No Vaccination? No Daycare, Say Australian Legislators

Australia could soon ban unvaccinated children from attending preschools nationwide. 

A children's doctor injects a vaccine against measles, rubella, mumps and chicken pox to an infant on February 26, 2015 in Berlin, Germany. (Sean Gallup/Getty Images)
A children's doctor injects a vaccine against measles, rubella, mumps and chicken pox to an infant on February 26, 2015 in Berlin, Germany. (Sean Gallup/Getty Images)

Australia might soon ban unvaccinated children from attending preschools and daycare. Prime Minister Malcolm Turnbull didn't mince words on the proposed law, dubbed "No Jab, No Play." 

"This is not a theoretical exercise – this is life and death," he said. "If a parent says 'I'm not going to vaccinate my child', they're not simply putting their child at risk, they're putting everybody else's children at risk too."

Australia has been moving toward stricter vaccination laws for years. In 2015, the federal government stripped welfare and tax benefits from parents of unvaccinated children, a move that led to an increase of about 200,000 child vaccinations.

Laws that restrict unvaccinated children from attending schools already exist in New South Wales, Queensland and Victoria. But Turnbull and the Australian Medical Association want to enforce them nationwide.

"If you, as a parent, expect the community to support you by either welfare payments or access to care, then you need to do your bit to contribute to that community by protecting other children," Michael Gannon, president of the Australian Medical Association, told Fairfax Media.

Still, some think Australia's strong-arm legislation could empower the anti-vaccination movement.

"People without any previous interest in vaccination may defend anti-vaccination activists and join their cause because they are concerned about the threat to civil liberties," said Julie Leask, a professor and researcher at the University of Sydney.

Like the U.S., Australia has a small but loud anti-vaccination movement (or "vaccination skeptics") who believe vaccines cause autism and other medical problems – despite overwhelming evidence that says otherwise. These beliefs can permeate entire communities and facilitate the resurgence of Victorian-era diseases.


One anti-vaccination mother living in a suburb outside of Sydney recently proposed starting a daycare center for unvaccinated children. 

“Many families are concerned about vaccinating. Yes it’s in response to No Jab No Play,” the post read. Some parents supported the idea on Facebook, and even suggested opening similar daycares in nearby cities. 
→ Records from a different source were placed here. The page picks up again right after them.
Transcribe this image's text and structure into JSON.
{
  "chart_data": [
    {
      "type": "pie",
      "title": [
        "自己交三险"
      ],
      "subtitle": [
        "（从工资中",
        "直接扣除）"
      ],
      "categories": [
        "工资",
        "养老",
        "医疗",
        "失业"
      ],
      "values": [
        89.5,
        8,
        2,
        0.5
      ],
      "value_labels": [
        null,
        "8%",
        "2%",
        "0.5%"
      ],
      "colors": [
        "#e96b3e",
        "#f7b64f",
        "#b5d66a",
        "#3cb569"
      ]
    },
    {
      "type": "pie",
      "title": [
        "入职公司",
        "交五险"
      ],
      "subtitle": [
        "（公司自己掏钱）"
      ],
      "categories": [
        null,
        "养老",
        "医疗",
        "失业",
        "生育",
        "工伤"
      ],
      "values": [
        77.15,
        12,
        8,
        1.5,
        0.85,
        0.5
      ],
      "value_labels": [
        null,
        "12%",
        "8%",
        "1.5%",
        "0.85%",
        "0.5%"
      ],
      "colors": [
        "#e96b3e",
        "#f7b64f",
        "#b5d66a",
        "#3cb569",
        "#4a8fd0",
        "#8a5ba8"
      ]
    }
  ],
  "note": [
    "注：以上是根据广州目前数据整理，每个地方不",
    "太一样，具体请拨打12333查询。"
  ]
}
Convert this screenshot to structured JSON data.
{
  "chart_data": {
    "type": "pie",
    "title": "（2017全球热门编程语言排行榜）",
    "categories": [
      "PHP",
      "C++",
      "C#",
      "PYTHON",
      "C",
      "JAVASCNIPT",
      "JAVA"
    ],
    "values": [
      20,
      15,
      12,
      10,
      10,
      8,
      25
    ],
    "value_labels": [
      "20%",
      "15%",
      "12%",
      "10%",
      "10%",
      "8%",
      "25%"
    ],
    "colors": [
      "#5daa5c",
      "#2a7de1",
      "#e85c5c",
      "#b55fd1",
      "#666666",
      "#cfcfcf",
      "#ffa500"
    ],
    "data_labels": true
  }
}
But should these parents be allowed to establish unvaccinated daycares? To answer the question, you need to factor in the effects it would have on herd immunity.

Herd immunity occurs when enough people in a society are vaccinated, making it nearly impossible for transmittable diseases to spread. It's strength in numbers. Herd immunity protects everyone, but it's critical for people who can't receive vaccinations for medical reasons.

The chicken-pox vaccine is a good example. It only took a few years after the vaccine was introduced in the U.S. before there were zero chicken-pox deaths among babies less than 1 year old. This wasn't because babies were vaccinated – they weren't – but rather because there were no older unvaccinated kids to pass them the disease

The herd immunity threshold for highly contagious diseases, like measles, is about 95 percent of the population. Right now, about 93 percent of Australian schoolchildren are fully vaccinated. Supporters of compulsory vaccination think the laws could help hit the herd immunity threshold in Australia. 

In the U.S., all 50 states require children to be vaccinated to attend school. But each state allows exemptions for various reasons – religious, philosophical, medical. Some states make it harder to opt-out. In 2015, California passed a law granting exemptions only for medical reasons. Unsurprisingly, states that make opting-out easy experience more breakouts of transmittable diseases.


The majority of Americans support vaccination and don't believe vaccines cause autism. But anti-vaccination movement is no longer restricted to the fringe. There are activist organizations, celebrity denouncements. President Donald Trump even hinted that vaccines might be dangerous, rhetoric that calls to mind research that suggests anti-vaccination sentiment tracks closely with a lack of trust in government. As long as the anti-vaccination movement has influence on lawmakers, the future of U.S. vaccination policy is uncertain.

At the heart of the vaccination issue
is a question about freedom: At what point should individual rights be subordinated to protect the health of a society?

Anti-vaccination parents want the positive liberty of choice when it comes to vaccinating their children. But this positive liberty can impinge on other's negative liberty, which in this case is the freedom not to be unnecessarily subjected to transmittable diseases

Society is always striking balances between state power and individual liberties. Deciding how we should restrict guns or abortion are tough questions with no clear answers. But vaccination is less abstract. The research continues to reaffirm the individual and societal medicinal benefits of immunization, despite the loud noises of (likely) well-intentioned detractors. More so than other issues, vaccination shouldn't require us to respect people's beliefs at the expense of facts. In the absence of solid scientific research demonstrating that vaccines are dangerous, there seems little reason not to set sights on 100 percent herd immunity.